備考:「沈黙するもの」は既存プロトコルの枠外に位置する存在であるため、今後の変動に備え**“想定外対応群”での柔軟運用**を推奨。

 

 

─────

 

 

 長方形の円卓に集まった評議員たちが、黙々と手元の資料を読み込んでいる。

 部屋には時計の秒針の音さえ聞こえそうな沈黙が満ちていた。

 

 そんな中、中央席の男が口を開く。

 

「……以上が最新の観測ログだ。第七深層域、“沈黙するもの”に微弱な現実干渉波。継続時間は0.3秒、外部からの刺激による反応の可能性が高い」

 

 淡々とした口調に、複数の視線が集まった。

 

「起点は?」と別の人物が尋ねる。

 

「正確な特定はできていない。ただ――つい最近確認された行動記録からして、座標的には……対象Aが滞在していた地点と一致している」

 

 ざわ、と一瞬だけ空気が揺れた。

 

「対象A……あの“観測不能領域を伴う未登録個体”か。例の、周辺記録が歪む」

 

「そうだ。記録媒体への干渉、映像ログの欠損、観測不能時間帯の発生……既に複数例が報告されている。そして同行している存在――対象Sは、既知の情報災害的特性を有する」

 

 映し出されたぼやけた映像には、何かを笑いながら話す青年の姿が、不鮮明な輪郭で記録されている。

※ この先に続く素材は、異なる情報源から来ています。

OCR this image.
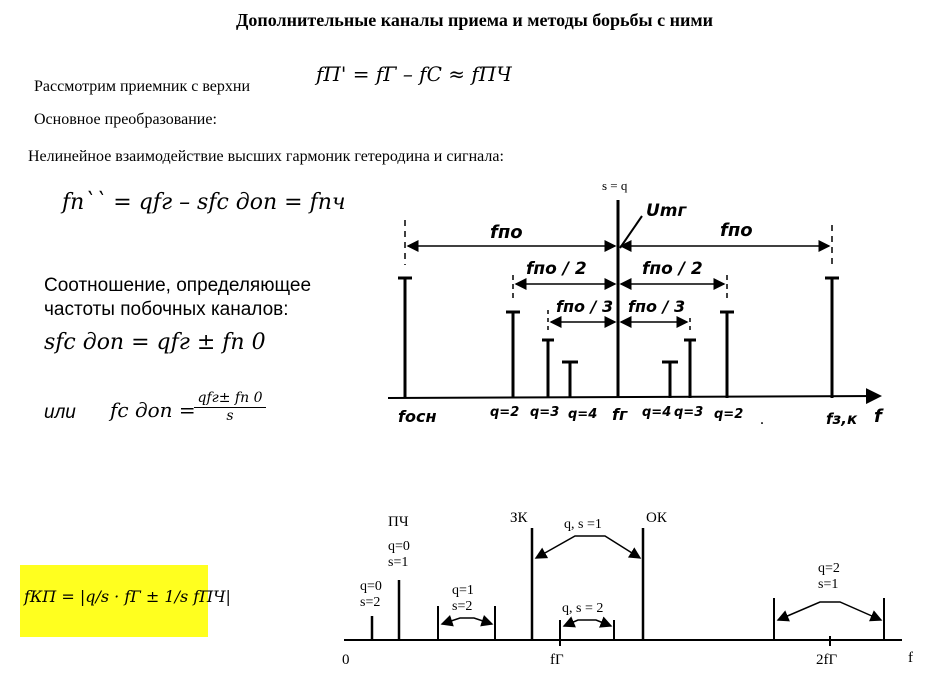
Дополнительные каналы приема и методы борьбы с ними
Рассмотрим приемник с верхни
fП' = fГ – fС ≈ fПЧ
Основное преобразование:
Нелинейное взаимодействие высших гармоник гетеродина и сигнала:
fп`` = qfг – sfс доп = fпч
Соотношение, определяющее
частоты побочных каналов:
sfс доп = qfг ± fп 0
или fс доп = qfг± fп 0
s
fКП = |q/s · fГ ± 1/s fПЧ|
s = q
Umг
fпо	fпо
fпо / 2	fпо / 2
fпо / 3 fпо / 3
fосн	q=2 q=3 q=4 fг q=4 q=3 q=2 .	fз,к f
ПЧ
q=0
s=1
q=0
s=2
q=1
s=2
ЗК	ОК
q, s =1
q, s = 2
q=2
s=1
0	fГ	2fГ	f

 隣に立つ白い影は、観測者によって形を変えるのか、いつも一致しない。

 

「“白い幼児体型の人物”か。外見は一貫しないとの報告もあるが……あのペアが、“沈黙するもの”を見た、というのか?」

 

「断定はできない。ただ――偶然にしては、あまりにも一致しすぎている」

 

 評議会の空気が、じわりと重たくなる。

 言葉にされぬ不安が、誰の胸にも広がっていく。

 

「……まさかとは思うが、意図的な接触という可能性は?」

 

 ひときわ低い声が、会議の底を揺らした。

 

「……“あれ”を目覚めさせる動機など、あり得ない。だが、もし無自覚だとすれば……それはそれで、厄介すぎる」

 

「観測によって反応したのならば、次に必要なのは“遮断”だ。対象Aがこれ以上接触しないよう、最低限の封鎖を行うべきでは?」

 

「異論はない。対象AおよびSの行動記録は引き続き追跡し、必要があれば、限定介入も検討する」

 

「それで……あの“沈黙するもの”は、このまま再び沈黙するのか?」

 

 誰ともなく漏れた呟きに、部屋の全員が目を伏せた。